Mi amigo y colega Federico Jannen, tuvo la gentileza de entregarme un artículo mío publicado en el diario Metropolitano en la edición impresa del domingo 4 de octubre de 1998. Personalmente había olvidado lo mencionado en dicho documento.
Como parte de mis nuevos registros y de la historia de mis publicaciones, transcribí dicho comentario y pongo a consideración bajo el titular: "Amores públicos, odios secretos"
La gran cantidad de cosas que
pasan en nuestra vida, generalmente cruzan sin que nos percatemos que existen.
Dos de ellas son los amores profundos y las acciones que han socorrido nuestra
existencia.
Tratar el tema del amor es tan
largo y tan extenso como la cantidad de personas que existe en este planeta y a
pesar de los estudios, estadísticas, análisis, evaluaciones y una retafila de
argumentos, la posición del amor es difícil de circunscribir, así que mejor es
dejarlo así.
Pero las maniobras que se
realizan alrededor de nuestra vida sí se pueden cuantificar y hasta cualificar;
cuando esto sucede guardamos resentimientos y los hacemos públicos o las
apreciamos en secreto. Eso es una regla.
Sin embargo, no toda regla sirve
para aplicarla en todo momento o hay algo o alguien que no la cumple; existe un
amor que lo pregonamos –casi con vergüenza–, pero interiormente nos rumiamos
las huella que deja. Y está en nuestro barrio.

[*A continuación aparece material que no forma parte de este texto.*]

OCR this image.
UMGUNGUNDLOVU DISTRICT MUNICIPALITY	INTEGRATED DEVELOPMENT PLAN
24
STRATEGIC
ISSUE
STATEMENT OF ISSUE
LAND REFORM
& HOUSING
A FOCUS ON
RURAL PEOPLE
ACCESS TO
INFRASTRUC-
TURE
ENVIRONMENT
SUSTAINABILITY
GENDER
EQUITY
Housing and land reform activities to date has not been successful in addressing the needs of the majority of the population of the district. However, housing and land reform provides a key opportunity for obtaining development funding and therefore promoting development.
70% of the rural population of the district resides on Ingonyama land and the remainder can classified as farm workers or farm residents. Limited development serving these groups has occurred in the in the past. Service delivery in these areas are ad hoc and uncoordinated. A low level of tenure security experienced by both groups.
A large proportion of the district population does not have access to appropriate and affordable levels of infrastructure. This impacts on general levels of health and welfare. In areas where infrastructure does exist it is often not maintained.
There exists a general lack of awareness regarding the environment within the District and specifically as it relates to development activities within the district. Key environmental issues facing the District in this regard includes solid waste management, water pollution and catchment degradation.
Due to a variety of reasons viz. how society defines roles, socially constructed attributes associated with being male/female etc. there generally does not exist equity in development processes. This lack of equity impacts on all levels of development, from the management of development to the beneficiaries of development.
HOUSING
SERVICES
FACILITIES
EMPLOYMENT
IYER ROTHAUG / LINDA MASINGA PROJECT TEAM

A nombrar a un barrio no me
refiero solamente al sitio, sino a lo que implica compartir con los vecinos:
sus angustias, sus alegrías y todas esas cosas que ya se han dicho.
Buenos días vecino –se escuchaba
decir en tono amable–, mire que estamos a fin de mes y… mientras se desespera
dando explicaciones, su interlocutor continúa con sus habituales tareas: limpia
por aquí y por allá, pone en su sitio algún producto.
Así que vecino, ¿puede o no? Termina
diciendo el afligido ser humano, con las esperanzas puestas en otro ser humano
que conoce su vida y que tiene en sus manos el poder de solventarle una
necesidad; pero que no es ni burócrata, ni empleado, ni político, ni siquiera
está encumbrado en el Gobierno de turno.
Es un empresario que no descansa
ni sábado ni domingo, en las noches, generalmente, atiende en su negocio. Es el
salvador de los que viven en el barrio. Todos, de una u otra manera, creemos en
sus apuntes. Se trata del tendero.
En esta sociedad de crédito, en
que los sueldos no alcanzan para satisfacer todas nuestras necesidades, nos
vemos obligados a acogernos a los fíos en las tiendas. Hasta ahí el amor.
Buenas noches vecino –la misma
voz pero con emoción– como ya nos pagaron vengo a ver cuánto le debo…, gran
cantidad de números se juntan a una lista de productos y al final la cuenta.
El tendero, a diferencia de
cualquier otro comerciante, simplemente fía sin pedir nada que sirva como
prenda, ni cheques, ni joyas, ni ningún otro valor, para él simplemente es
suficiente que se trate de un vecino.
Pero en lo que sí se al resto de
vendedores es que trabaja para ganar dinero y por supuesto, los precios en una
tienda de barrio son más altos que en otro supermercado, no obstante en estos
no hay crédito.
Quienes fiamos en una tienda no
siempre pagamos el precio justo pero a cambio estamos seguros de que el “vecino”
jamás nos dejará morir de hambre ni de sed y hasta nos presta plata en
efectivo; aun así, luego de pagarle y de que nos damos cuenta que casi la mitad
de nuestro sueldo se ha quedado en aquel negocio, en nuestros adentros le
abominamos por habernos cobrado tan caro. Esos son los verdaderos amores
públicos que terminan en odios secretos.